Page 1 of 1 (6 posts)

Tags:

MarkoFranko Registered Member Posts 11 Karma 0 OS	Parallel inversion of large matrices Sun Sep 18, 2011 12:01 pm Hello! I have in my code few extremely large matrices of dimension 2120100=24 000 (complex numbers) And I need the inverse matrices of them. LargeMatrix.inverse() takes tooo long. Is it possible to parallelize this inversion with openMP? thanks
ggael Moderator Posts 3447 Karma 19 OS	Re: Parallel inversion of large matrices Sun Sep 18, 2011 12:54 pm First, are you sure you need the inverse ? if you do computation like "A^-1 * B" then rather do X = A.lu().solve(B) and you need A^-1 multiple time create a PartialPivLU<> object. Second, a 24k^2 matrix is indeed pretty big for dense storage. Are you sure your matrix is not sparse, i.e., that it contains much more 0 entries than non zeros, like 3 to 20 non zeros per row or column ? If that's the case you should consider using a SparseMatrix<> with associated sparse solvers. Nevertheless, for dense objects you can enable parallelization by enabling OpenMP ( -fopenmp with GCC). This should speedup the LU factorization step.
MarkoFranko Registered Member Posts 11 Karma 0 OS	Re: Parallel inversion of large matrices Sun Sep 18, 2011 6:42 pm Hi ggael, thank you for your reply. ggael wrote:First, are you sure you need the inverse ? if you do computation like "A^-1 * B" then rather do X = A.lu().solve(B) and you need A^-1 multiple time create a PartialPivLU<> object. Unfortenately I need the whole inverse matrix. But one part of the code was optimized with your suggestion (X = A.lu().solve(B)). ggael wrote:Second, a 24k^2 matrix is indeed pretty big for dense storage. Are you sure your matrix is not sparse, i.e., that it contains much more 0 entries than non zeros, like 3 to 20 non zeros per row or column ? If that's the case you should consider using a SparseMatrix<> with associated sparse solvers. min 50% of the matrix are non zeros ggael wrote: Nevertheless, for dense objects you can enable parallelization by enabling OpenMP ( -fopenmp with GCC). This should speedup the LU factorization step. My for loops are parallelized with openmp Code: Select all `#pragma omp parallel { #pragma omp for for loop }` and it works quite well. But when Itry Code: Select all `#pragma omp parallel { InverseOfLargeMatrix=LargeMatrix.inverse(); }` then it takes longer to calculate the inverse than without openmp and I get wrong result. Is it the wrong way? Perhaps is it possible to split the matrix inversion in blocks and than to calculate them with a parallel loop?
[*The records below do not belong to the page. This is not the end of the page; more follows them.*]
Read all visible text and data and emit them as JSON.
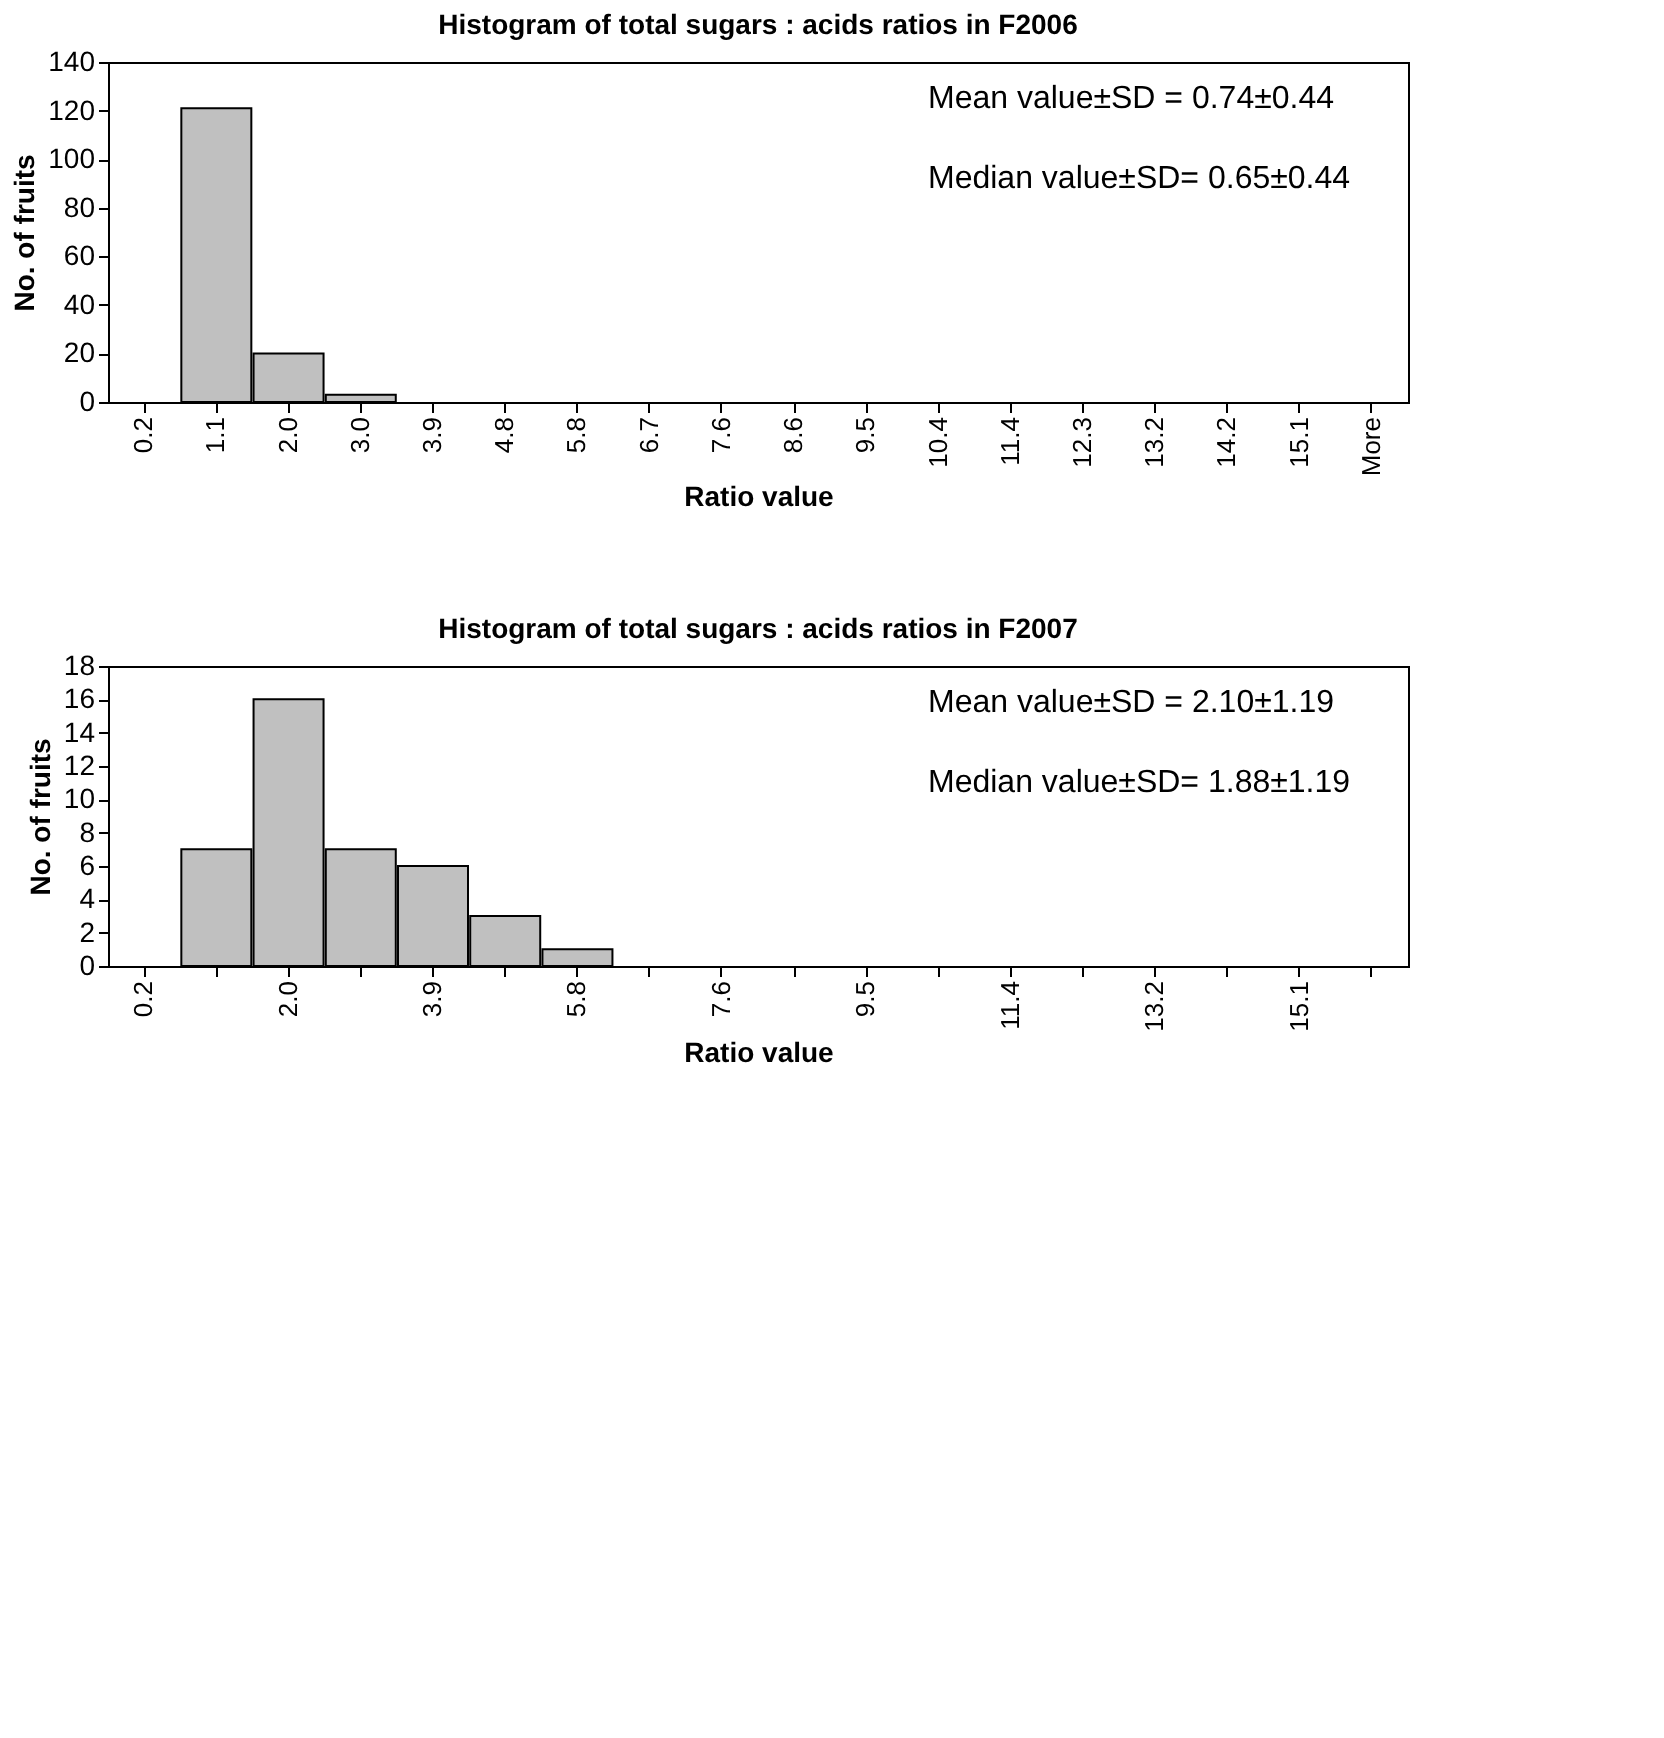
{
  "chart_data": [
    {
      "type": "bar",
      "title": "Histogram of total sugars : acids ratios in F2006",
      "xlabel": "Ratio value",
      "ylabel": "No. of fruits",
      "categories": [
        "0.2",
        "1.1",
        "2.0",
        "3.0",
        "3.9",
        "4.8",
        "5.8",
        "6.7",
        "7.6",
        "8.6",
        "9.5",
        "10.4",
        "11.4",
        "12.3",
        "13.2",
        "14.2",
        "15.1",
        "More"
      ],
      "values": [
        0,
        121,
        20,
        3,
        0,
        0,
        0,
        0,
        0,
        0,
        0,
        0,
        0,
        0,
        0,
        0,
        0,
        0
      ],
      "color": "#c0c0c0",
      "ylim": [
        0,
        140
      ],
      "yticks": [
        0,
        20,
        40,
        60,
        80,
        100,
        120,
        140
      ],
      "grid": false,
      "annotations": [
        "Mean value±SD = 0.74±0.44",
        "Median value±SD= 0.65±0.44"
      ]
    },
    {
      "type": "bar",
      "title": "Histogram of total sugars : acids ratios in F2007",
      "xlabel": "Ratio value",
      "ylabel": "No. of fruits",
      "categories": [
        "0.2",
        null,
        "2.0",
        null,
        "3.9",
        null,
        "5.8",
        null,
        "7.6",
        null,
        "9.5",
        null,
        "11.4",
        null,
        "13.2",
        null,
        "15.1",
        null
      ],
      "values": [
        0,
        7,
        16,
        7,
        6,
        3,
        1,
        0,
        0,
        0,
        0,
        0,
        0,
        0,
        0,
        0,
        0,
        0
      ],
      "color": "#c0c0c0",
      "ylim": [
        0,
        18
      ],
      "yticks": [
        0,
        2,
        4,
        6,
        8,
        10,
        12,
        14,
        16,
        18
      ],
      "grid": false,
      "annotations": [
        "Mean value±SD = 2.10±1.19",
        "Median value±SD= 1.88±1.19"
      ]
    }
  ]
}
ggael Moderator Posts 3447 Karma 19 OS	Re: Parallel inversion of large matrices Sun Sep 18, 2011 8:34 pm simply compile with OpenMP enabled, do not add the "#pragma omp parallel " directive. Basically, the first step of the matrix inversion is to compute a LU factorization. For large matrices this is done per block and the bottleneck appears to be a matrix-matrix product. That is this later operation which is parallelized.
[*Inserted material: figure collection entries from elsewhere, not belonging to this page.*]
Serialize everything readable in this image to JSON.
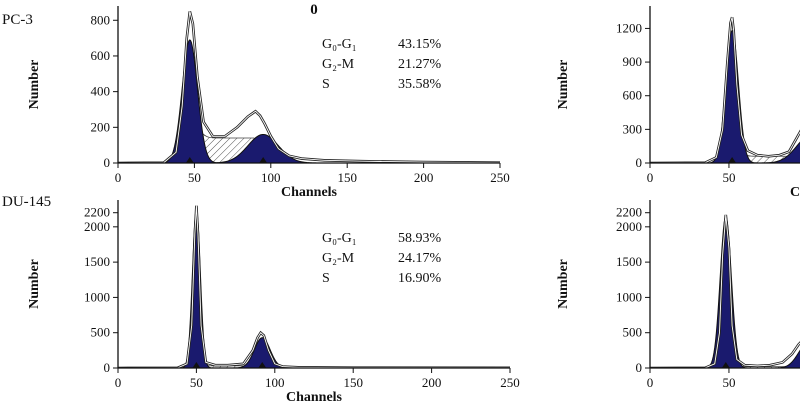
{
  "chart_data": [
    {
      "type": "area",
      "panel_label": "PC-3",
      "treatment_label": "0",
      "xlabel": "Channels",
      "ylabel": "Number",
      "xlim": [
        0,
        250
      ],
      "ylim": [
        0,
        880
      ],
      "x_ticks": [
        "0",
        "50",
        "100",
        "150",
        "200",
        "250"
      ],
      "y_ticks": [
        "0",
        "200",
        "400",
        "600",
        "800"
      ],
      "stats": [
        {
          "phase": "G₀-G₁",
          "value": "43.15%"
        },
        {
          "phase": "G₂-M",
          "value": "21.27%"
        },
        {
          "phase": "S",
          "value": "35.58%"
        }
      ],
      "g1_peak": {
        "x": 47,
        "y": 690,
        "sd": 5
      },
      "g2_peak": {
        "x": 95,
        "y": 160,
        "sd": 10
      },
      "s_phase": {
        "x0": 47,
        "x1": 95,
        "level": 140
      },
      "total_series": {
        "x": [
          0,
          30,
          38,
          42,
          45,
          47,
          49,
          52,
          56,
          62,
          70,
          78,
          85,
          90,
          93,
          96,
          100,
          105,
          112,
          120,
          135,
          160,
          200,
          250
        ],
        "y": [
          0,
          2,
          60,
          320,
          700,
          850,
          780,
          480,
          230,
          150,
          150,
          200,
          260,
          290,
          265,
          220,
          150,
          80,
          40,
          25,
          15,
          10,
          5,
          2
        ]
      }
    },
    {
      "type": "area",
      "panel_label": "DU-145",
      "treatment_label": "",
      "xlabel": "Channels",
      "ylabel": "Number",
      "xlim": [
        0,
        250
      ],
      "ylim": [
        0,
        2380
      ],
      "x_ticks": [
        "0",
        "50",
        "100",
        "150",
        "200",
        "250"
      ],
      "y_ticks": [
        "0",
        "500",
        "1000",
        "1500",
        "2000",
        "2200"
      ],
      "stats": [
        {
          "phase": "G₀-G₁",
          "value": "58.93%"
        },
        {
          "phase": "G₂-M",
          "value": "24.17%"
        },
        {
          "phase": "S",
          "value": "16.90%"
        }
      ],
      "g1_peak": {
        "x": 50,
        "y": 2250,
        "sd": 2.5
      },
      "g2_peak": {
        "x": 92,
        "y": 430,
        "sd": 5
      },
      "s_phase": {
        "x0": 50,
        "x1": 92,
        "level": 30
      },
      "total_series": {
        "x": [
          0,
          38,
          44,
          47,
          49,
          50,
          51,
          53,
          56,
          62,
          70,
          80,
          86,
          89,
          91,
          93,
          96,
          100,
          105,
          115,
          150,
          250
        ],
        "y": [
          0,
          2,
          60,
          600,
          1900,
          2300,
          1900,
          600,
          80,
          40,
          40,
          60,
          250,
          430,
          500,
          460,
          250,
          60,
          20,
          10,
          5,
          2
        ]
      }
    },
    {
      "type": "area",
      "panel_label": "",
      "treatment_label": "",
      "xlabel": "C",
      "ylabel": "Number",
      "xlim": [
        0,
        100
      ],
      "ylim": [
        0,
        1400
      ],
      "x_ticks": [
        "0",
        "50",
        "10"
      ],
      "y_ticks": [
        "0",
        "300",
        "600",
        "900",
        "1200"
      ],
      "stats": [],
      "g1_peak": {
        "x": 52,
        "y": 1180,
        "sd": 4
      },
      "g2_peak": {
        "x": 102,
        "y": 250,
        "sd": 9
      },
      "s_phase": {
        "x0": 52,
        "x1": 102,
        "level": 60
      },
      "total_series": {
        "x": [
          0,
          35,
          42,
          46,
          49,
          51,
          52,
          53,
          55,
          58,
          62,
          68,
          75,
          82,
          88,
          92,
          96,
          100
        ],
        "y": [
          0,
          3,
          50,
          300,
          900,
          1250,
          1300,
          1180,
          700,
          250,
          110,
          70,
          60,
          70,
          100,
          200,
          300,
          360
        ]
      }
    },
    {
      "type": "area",
      "panel_label": "",
      "treatment_label": "",
      "xlabel": "",
      "ylabel": "Number",
      "xlim": [
        0,
        100
      ],
      "ylim": [
        0,
        2380
      ],
      "x_ticks": [
        "0",
        "50",
        "1"
      ],
      "y_ticks": [
        "0",
        "500",
        "1000",
        "1500",
        "2000",
        "2200"
      ],
      "stats": [],
      "g1_peak": {
        "x": 48,
        "y": 2150,
        "sd": 3.5
      },
      "g2_peak": {
        "x": 100,
        "y": 350,
        "sd": 6
      },
      "s_phase": {
        "x0": 48,
        "x1": 100,
        "level": 20
      },
      "total_series": {
        "x": [
          0,
          35,
          41,
          44,
          46,
          48,
          50,
          52,
          55,
          60,
          68,
          76,
          84,
          90,
          94,
          97,
          100
        ],
        "y": [
          0,
          3,
          60,
          500,
          1600,
          2170,
          1700,
          600,
          120,
          40,
          30,
          40,
          80,
          200,
          330,
          400,
          380
        ]
      }
    }
  ]
}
MarkoFranko Registered Member Posts 11 Karma 0 OS	Re: Parallel inversion of large matrices Tue Sep 20, 2011 1:19 pm ggael wrote:simply compile with OpenMP enabled, do not add the "#pragma omp parallel " directive. Basically, the first step of the matrix inversion is to compute a LU factorization. For large matrices this is done per block and the bottleneck appears to be a matrix-matrix product. That is this later operation which is parallelized. I did it as you suggested, but I see only one cpu working when it comes to inversion of the matrix. Is there some implementation like: Code: Select all `MatrixA.inverse().block(a,b)` where the result would be a special block of the inverse of the matrix MatrixA? Because than it would be possible to make a parallelized loop and to calculate all blocks of the inverse. But I am not sure whether it is the correct way, when I look at this: http://en.wikipedia.org/wiki/Invertible_matrix#Blockwise_inversion
ggael Moderator Posts 3447 Karma 19 OS	Re: Parallel inversion of large matrices Tue Sep 20, 2011 10:13 pm Parallelizing a matrix inversion is not trivial at all. As I told you the parallelization only happens during the LU decomposition step and not during the computation of U^-1 * L^-1 that probably explain why you don't notice it.